The problem I have with writing at the moment, the issue I have hanging over me every day – every single time I put pen to paper – is that it’s years now since I finished anything.
True, since I last finished anything longer than a short story, I have changed jobs, met someone, married said someone, moved house, done up said house and had a baby, so the last few years have been eventful ones. But still it is a constant frustration, a constant worry, that the dedication and commitment I had to write two novels seems to have spent most of the last decade seemingly sunning itself in The Bahamas, miles out of my grasp.
Right now though, I feel more in touch with my writing than I have in a long time. I’m working daily. My mind feels focused, my resolve unbreakable. So, of course I can use the fact that I haven’t finished anything as fuel. As I work on this new book, I can tell myself I don’t want to fall into that enticing rut of nothingness again, that I don’t want this to be yet another piece of work – hard hours of thinking and working – that I just gave up on.
As the fear is always there.
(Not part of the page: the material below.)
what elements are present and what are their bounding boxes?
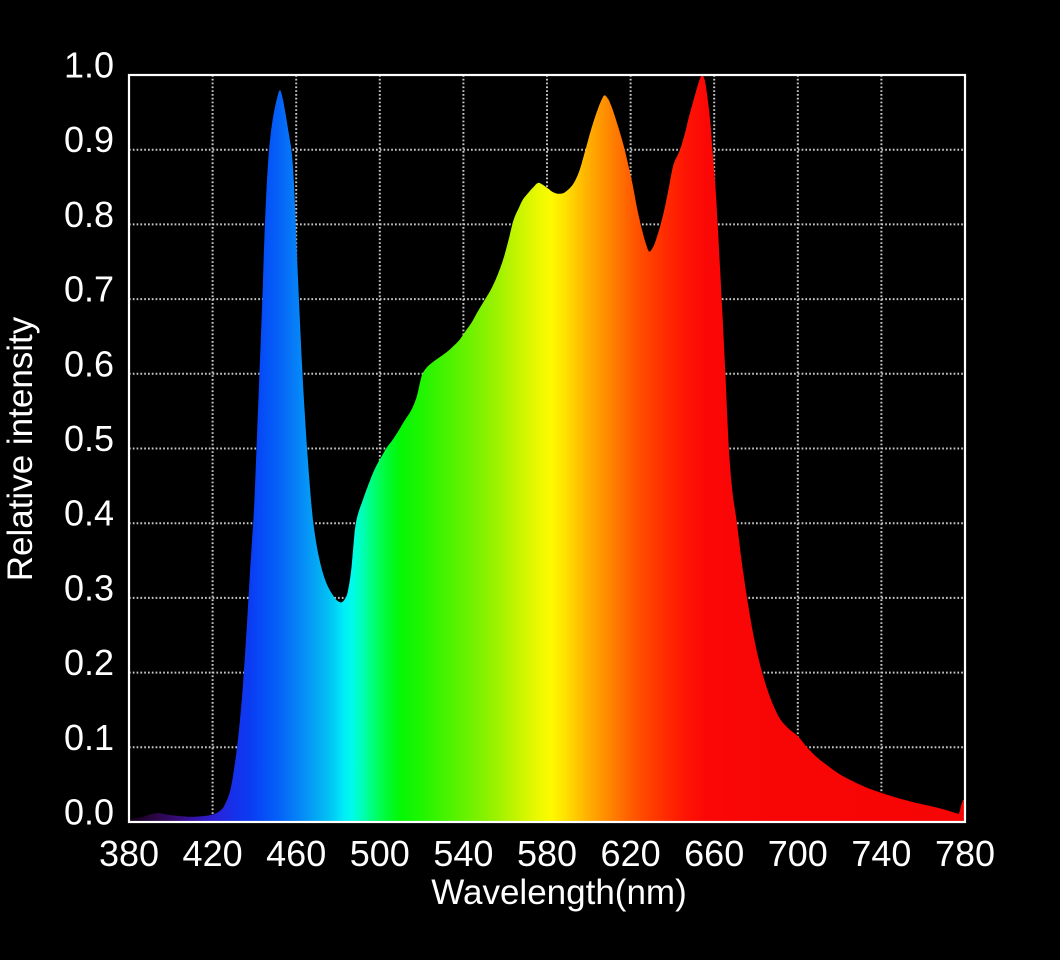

The fear that when I hit a difficult plot problem, or a flat chapter I can’t seem to immediately pump up, that it will just seem easier to give it up.
Not that I’d phrase it to myself like that, of course.
I have ideas popping and fizzing in my mind all the time, so I’ll just tell myself that I’ll write one of those instead and come back to this book later when I’m refreshed.
Then eventually I’ll hit a difficult point on that idea, and move onto something else and the cycle will just repeat and nothing will ever get finished.
That fear hangs over me, but I have to break the pattern. This time I am going to finish what I started and I’m going to make sure I’m goddamn proud of it!